What makes Neal so successful, especially in Dan Bylsma’s system and why you just knew that once he overcame this hurdle that there would be no stopping him, is that he can play both sides of the puck – offensively and defensively. He certainly doesn’t shy away from scrums along the boards and in the corners for pucks which fits perfectly into Bylsma’s game-plan.

Thursday evening, with a home-win against the Montreal Canadiens at the CONSOL, Neal scored his seventh goal (through all nine games he / the team has played). Presently, he is tied with Toronto’s Phil Kessel who is also playing at the top of his game right now, as the league’s leading scorer(s) with seven goals.

Recently, a buzz has already started about an extension for Neal with Pittsburgh. It looks like his hard work will pay off for him. According to an article from the Pittsburgh Tribune-Review’s Rob Rossi and Josh Yohe who recently talked to Penguins general manager, Ray Shero, it doesn’t appear to be a matter of ‘if,’ but ‘when.’

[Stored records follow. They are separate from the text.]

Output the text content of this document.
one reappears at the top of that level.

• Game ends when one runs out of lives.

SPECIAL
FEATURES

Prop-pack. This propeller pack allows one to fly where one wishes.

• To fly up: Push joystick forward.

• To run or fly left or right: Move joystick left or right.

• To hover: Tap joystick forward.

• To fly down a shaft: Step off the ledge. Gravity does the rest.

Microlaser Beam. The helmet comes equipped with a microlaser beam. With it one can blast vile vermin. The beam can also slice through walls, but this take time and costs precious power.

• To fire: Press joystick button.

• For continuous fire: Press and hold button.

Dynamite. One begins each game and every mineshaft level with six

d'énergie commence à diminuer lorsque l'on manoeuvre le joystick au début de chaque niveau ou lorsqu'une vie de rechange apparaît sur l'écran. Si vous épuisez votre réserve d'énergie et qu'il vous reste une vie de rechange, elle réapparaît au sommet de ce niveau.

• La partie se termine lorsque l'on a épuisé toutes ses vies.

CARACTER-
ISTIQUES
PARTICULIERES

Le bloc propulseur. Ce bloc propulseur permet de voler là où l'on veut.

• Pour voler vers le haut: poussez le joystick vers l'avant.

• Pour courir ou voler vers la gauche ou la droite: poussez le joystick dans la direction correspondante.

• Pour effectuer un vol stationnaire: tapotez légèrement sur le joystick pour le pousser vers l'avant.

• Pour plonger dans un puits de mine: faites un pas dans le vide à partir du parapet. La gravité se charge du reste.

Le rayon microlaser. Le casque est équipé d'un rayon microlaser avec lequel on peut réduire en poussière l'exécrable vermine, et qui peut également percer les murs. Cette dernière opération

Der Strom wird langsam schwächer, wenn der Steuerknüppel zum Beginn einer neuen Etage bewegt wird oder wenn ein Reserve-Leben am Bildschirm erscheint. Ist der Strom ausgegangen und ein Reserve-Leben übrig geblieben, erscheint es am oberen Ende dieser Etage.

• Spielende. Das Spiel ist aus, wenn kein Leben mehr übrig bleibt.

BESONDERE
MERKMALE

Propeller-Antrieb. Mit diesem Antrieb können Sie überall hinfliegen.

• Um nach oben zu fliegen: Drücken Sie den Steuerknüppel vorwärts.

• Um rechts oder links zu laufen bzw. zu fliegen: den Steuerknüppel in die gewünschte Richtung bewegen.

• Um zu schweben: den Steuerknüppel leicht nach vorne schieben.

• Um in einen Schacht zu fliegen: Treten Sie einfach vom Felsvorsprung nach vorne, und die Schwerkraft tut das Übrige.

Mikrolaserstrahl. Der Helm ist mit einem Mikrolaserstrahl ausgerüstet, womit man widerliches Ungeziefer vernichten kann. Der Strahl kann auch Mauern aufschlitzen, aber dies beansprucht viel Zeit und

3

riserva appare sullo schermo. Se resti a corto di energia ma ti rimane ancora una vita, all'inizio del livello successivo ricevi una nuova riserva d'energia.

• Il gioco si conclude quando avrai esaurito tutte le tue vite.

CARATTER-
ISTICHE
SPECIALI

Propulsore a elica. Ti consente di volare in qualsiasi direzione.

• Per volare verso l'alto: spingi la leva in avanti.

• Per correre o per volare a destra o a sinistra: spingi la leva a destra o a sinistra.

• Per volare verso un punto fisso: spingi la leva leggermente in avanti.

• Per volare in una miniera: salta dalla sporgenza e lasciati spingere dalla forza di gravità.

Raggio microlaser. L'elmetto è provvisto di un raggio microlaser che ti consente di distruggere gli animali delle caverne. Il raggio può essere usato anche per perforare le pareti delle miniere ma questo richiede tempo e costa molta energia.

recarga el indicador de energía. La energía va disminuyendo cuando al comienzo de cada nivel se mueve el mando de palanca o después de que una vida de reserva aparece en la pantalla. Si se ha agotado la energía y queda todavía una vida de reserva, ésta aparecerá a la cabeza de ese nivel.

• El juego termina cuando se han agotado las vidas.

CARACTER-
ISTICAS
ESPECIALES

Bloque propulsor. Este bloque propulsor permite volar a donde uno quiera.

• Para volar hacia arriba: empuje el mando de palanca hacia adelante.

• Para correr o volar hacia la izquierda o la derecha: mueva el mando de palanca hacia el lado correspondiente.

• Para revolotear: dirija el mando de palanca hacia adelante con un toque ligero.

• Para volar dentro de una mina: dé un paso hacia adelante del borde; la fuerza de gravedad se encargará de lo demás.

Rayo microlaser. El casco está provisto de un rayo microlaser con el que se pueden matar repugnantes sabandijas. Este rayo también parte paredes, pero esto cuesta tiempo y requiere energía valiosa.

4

“We’ll likely wait a little bit,” Shero said of potential extension talks with Neal’s agent, Pat Morris. “He has an agent I’ve dealt with well over the years. When the time comes, we’ll get something done. There’s no doubt in that.”

And, to think, all this BEFORE he gets to play on a line with Sidney Crosby (OH, the possibilities!). Until then, we’ll most likely continue to see Neal taking care of business.